— Марлоу, я вас умоляю, сделайте что-нибудь!
— Да что я могу сделать? Ты уже все без меня сделал!
Он попытался высвободиться, но это оказалось так же нереально, как если начать грызть дужку амбарного замка зубами, в попытке открыть его.
— Нас казнят?
— Казнят. Анально. Отпусти мою руку!
Дан, разумеется, не слышал ни слова из сказанного.
— Напомни мне, какого хера я с тобой мучаюсь вот уже триста лет? Жил себе спокойно. Убивал. Трахал все подряд. Никого не трогал. Нет, угораздило, — продолжал ворчать Марлоу, отталкивая его руку.
Волк снова заскулил. И снова пасть вместо челюсти, рык, плавно превращающийся из человечьего в звериный. Глаза Данте изменили форму, а лобная кость немного удлинилась, создавая забавное сочетание черт человека и кого-то отдаленно похожего на пса.
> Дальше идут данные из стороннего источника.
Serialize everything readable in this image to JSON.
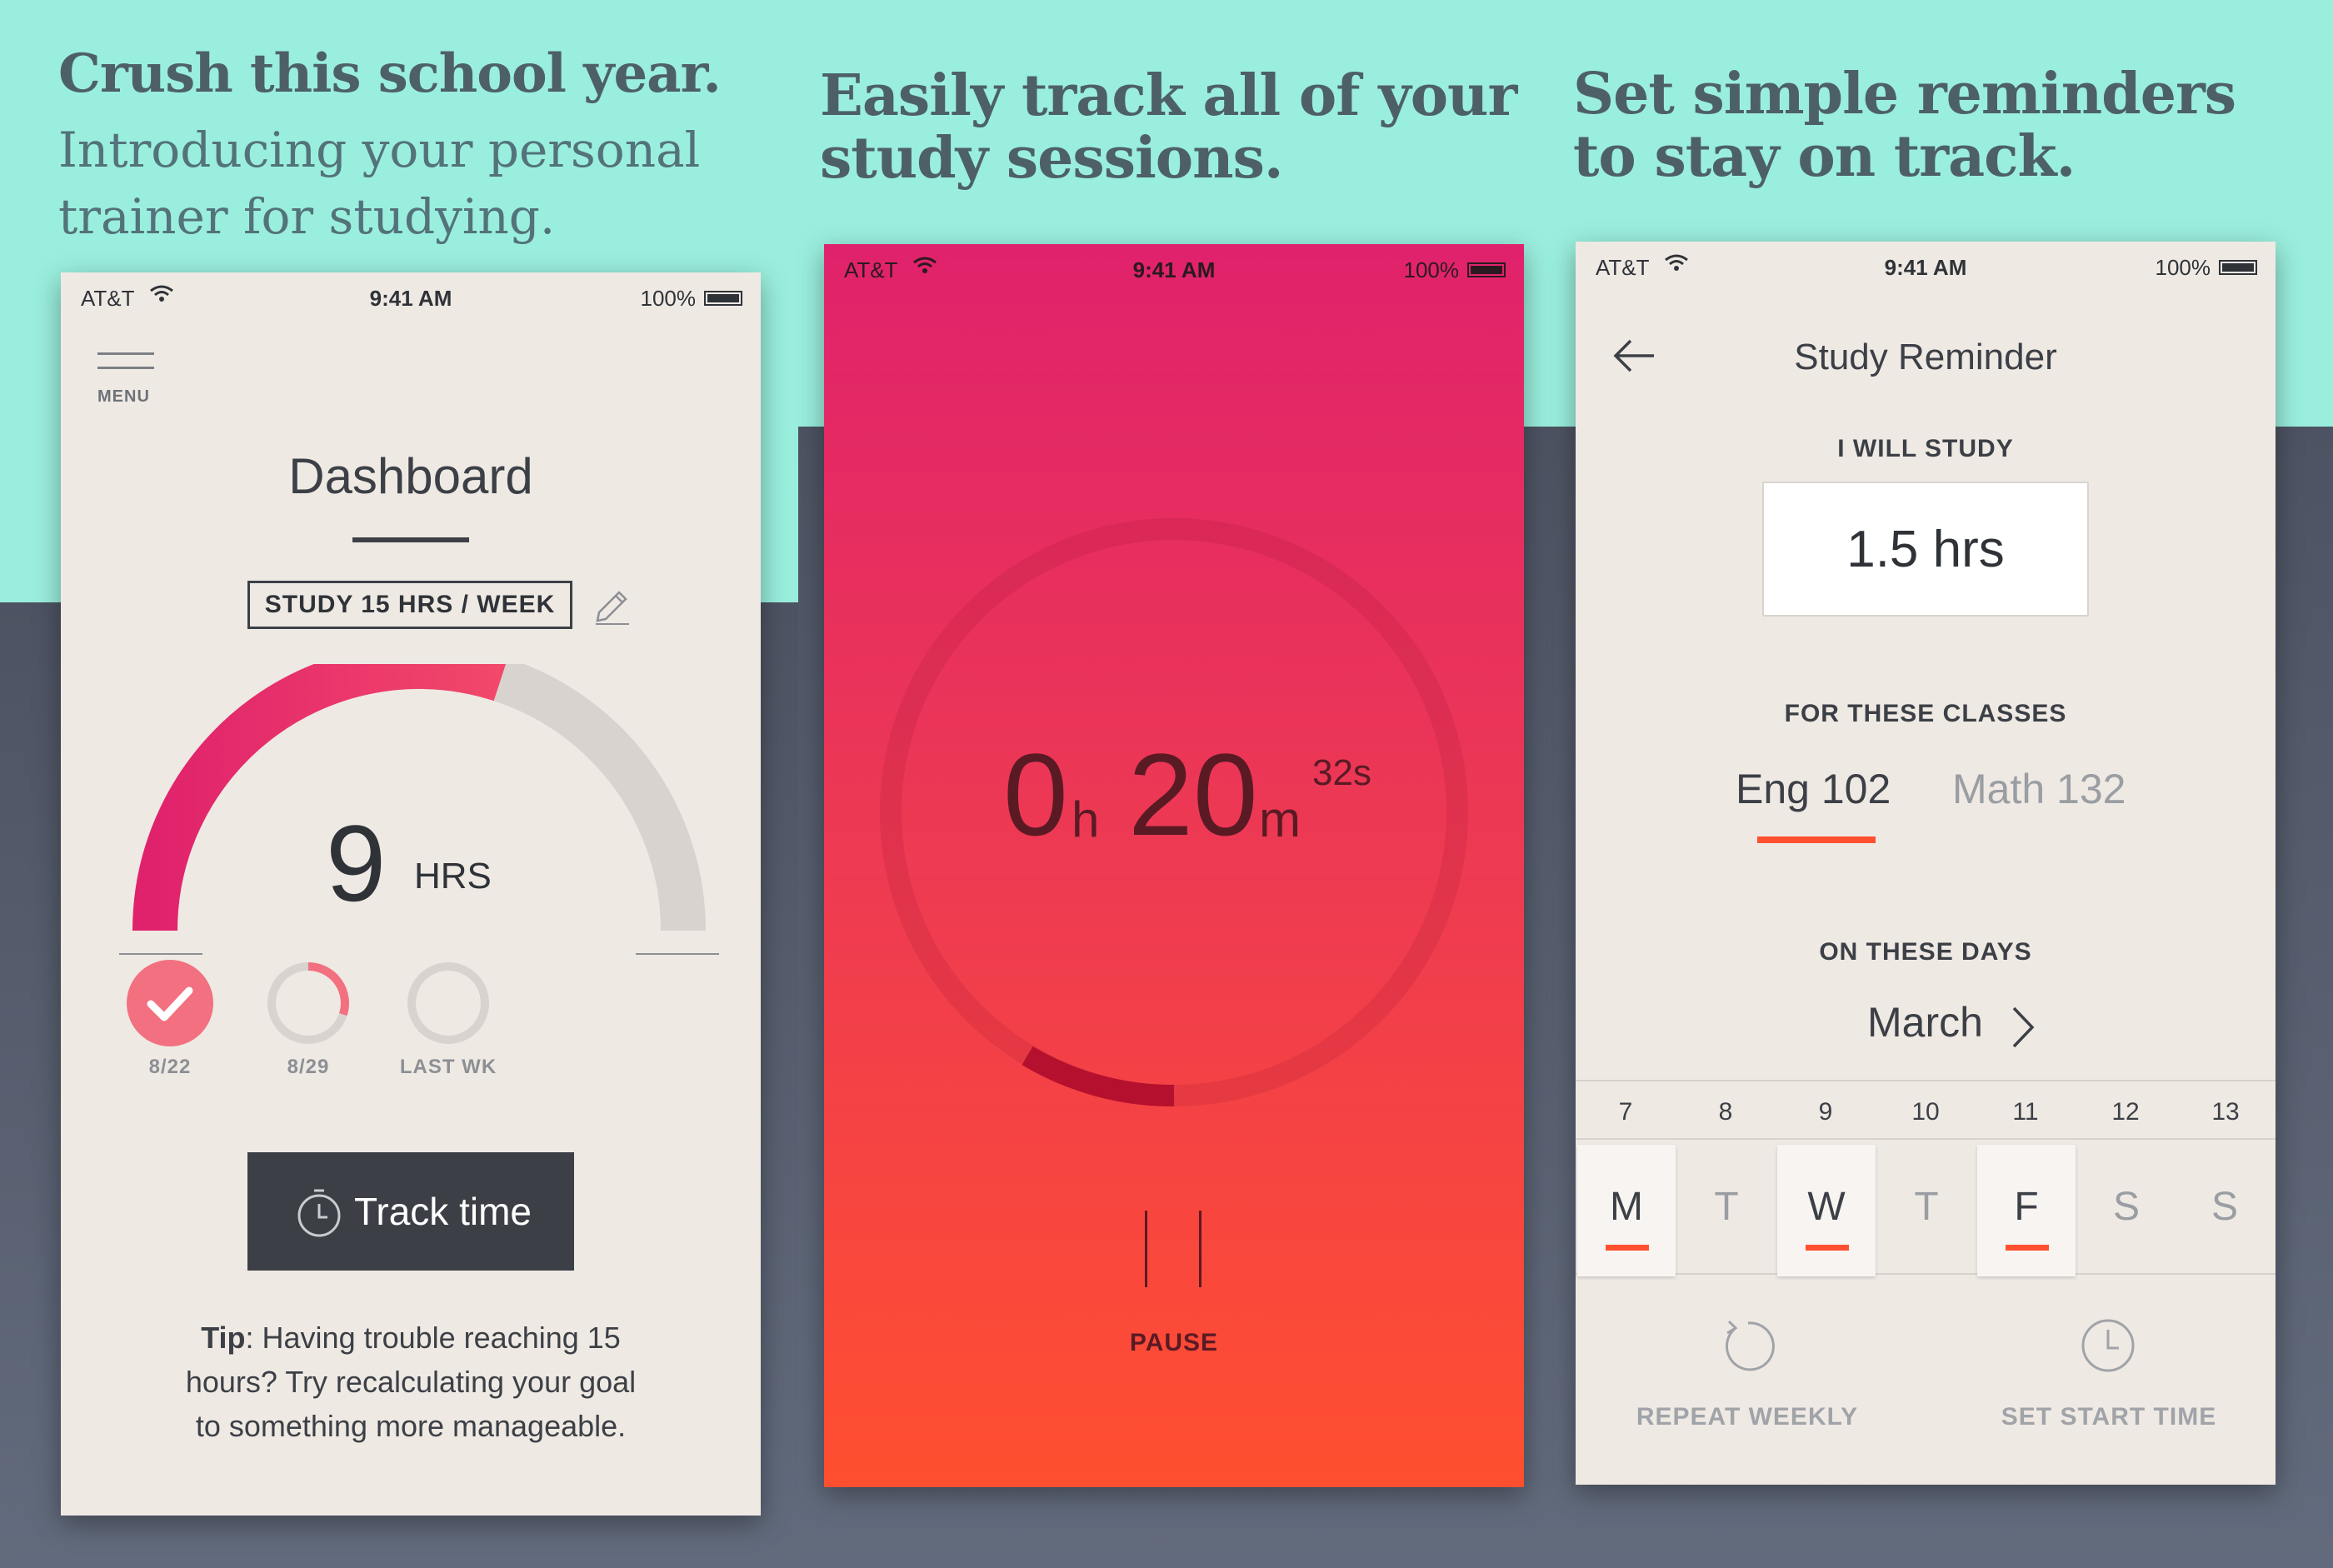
{
  "panels": [
    {
      "headline": "Crush this school year.",
      "subheadline_lines": [
        "Introducing your personal",
        "trainer for studying."
      ]
    },
    {
      "headline_lines": [
        "Easily track all of your",
        "study sessions."
      ]
    },
    {
      "headline_lines": [
        "Set simple reminders",
        "to stay on track."
      ]
    }
  ],
  "status_bar": {
    "carrier": "AT&T",
    "time": "9:41 AM",
    "battery": "100%"
  },
  "dashboard": {
    "menu_label": "MENU",
    "title": "Dashboard",
    "goal": "STUDY 15 HRS / WEEK",
    "hours_value": "9",
    "hours_unit": "HRS",
    "progress_fraction": 0.6,
    "weeks": [
      {
        "label": "8/22",
        "status": "complete"
      },
      {
        "label": "8/29",
        "status": "partial",
        "fraction": 0.3
      },
      {
        "label": "LAST WK",
        "status": "empty"
      }
    ],
    "track_button": "Track time",
    "tip_label": "Tip",
    "tip_lines": [
      ": Having trouble reaching 15",
      "hours? Try recalculating your goal",
      "to something more manageable."
    ]
  },
  "timer": {
    "hours": "0",
    "hours_suffix": "h",
    "minutes": "20",
    "minutes_suffix": "m",
    "seconds": "32s",
    "pause_label": "PAUSE"
  },
  "reminder": {
    "title": "Study Reminder",
    "will_study_label": "I WILL STUDY",
    "hours": "1.5 hrs",
    "classes_label": "FOR THESE CLASSES",
    "classes": [
      {
        "name": "Eng 102",
        "selected": true
      },
      {
        "name": "Math 132",
        "selected": false
      }
    ],
    "days_label": "ON THESE DAYS",
    "month": "March",
    "dates": [
      "7",
      "8",
      "9",
      "10",
      "11",
      "12",
      "13"
    ],
    "days": [
      {
        "letter": "M",
        "selected": true
      },
      {
        "letter": "T",
        "selected": false
      },
      {
        "letter": "W",
        "selected": true
      },
      {
        "letter": "T",
        "selected": false
      },
      {
        "letter": "F",
        "selected": true
      },
      {
        "letter": "S",
        "selected": false
      },
      {
        "letter": "S",
        "selected": false
      }
    ],
    "repeat_label": "REPEAT WEEKLY",
    "start_time_label": "SET START TIME"
  },
  "colors": {
    "background_top": "#9aeedd",
    "background_dark": "#565c6b",
    "headline": "#4d6068",
    "accent_pink": "#e02268",
    "accent_orange": "#ff5130",
    "paper": "#efe9e4"
  }
}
Зато у Мэла появился шанс отползти от приятеля и получить обратно свое кровоточащее запястье. Он и сам помнил тот день до сих пор, как будто тот был вырезан на холсте его памяти кривым ножом. Адама Бёрнли и арестовали той же ночью, по показаниям его жены – заплаканной миссис Рейчел Баррингтон. Прибывшим полицейским молодой человек сам признался в содеянном, однако же, от своих показаний по поводу связи со священнослужителем отказывался, в бессмысленных попытках исправить фатальную ошибку. Он постепенно понимал, что наделал, подставив своим признанием их обоих. Поначалу Данте пребывал в отчаянии. Он готов был лично свернуть фарфоровую шею Адама, пока в агонии метался по комнате до самого прибытия служителей закона. Они оказались в ловушке. У них даже не было времени собраться и сбежать из города и оставалось только одно – ждать, когда их схватят и растерзают за блуд и страшное преступление против веры и закона. Потом на смену отчаянию пришло дикое сожаление, раскаяние и горечь, почему-то не осталось сомнений в том, что наказание за становление на путь греха не заставит себя долго ждать. Всевышний не мог долго терпеть подобное богохульство, и расплата за содеянное несомненно настигла бы тех, кто посмеялся над законами мироздания. Так оно и вышло. Несмотря на все уверения, мольбы, слезы и просьбы ополоумевшего Бёрнли, обоих мужчин конвоировали в городское отделение тюрьмы и заперли в камерах до наступления рассвета. Это была непростая ночь, в ходе которой никто из них так и не смог сомкнуть глаз. Марлоу быстро разузнал, что случилось. Как только смог, он поспешно отправился на работу, чтобы повидаться с преподобным.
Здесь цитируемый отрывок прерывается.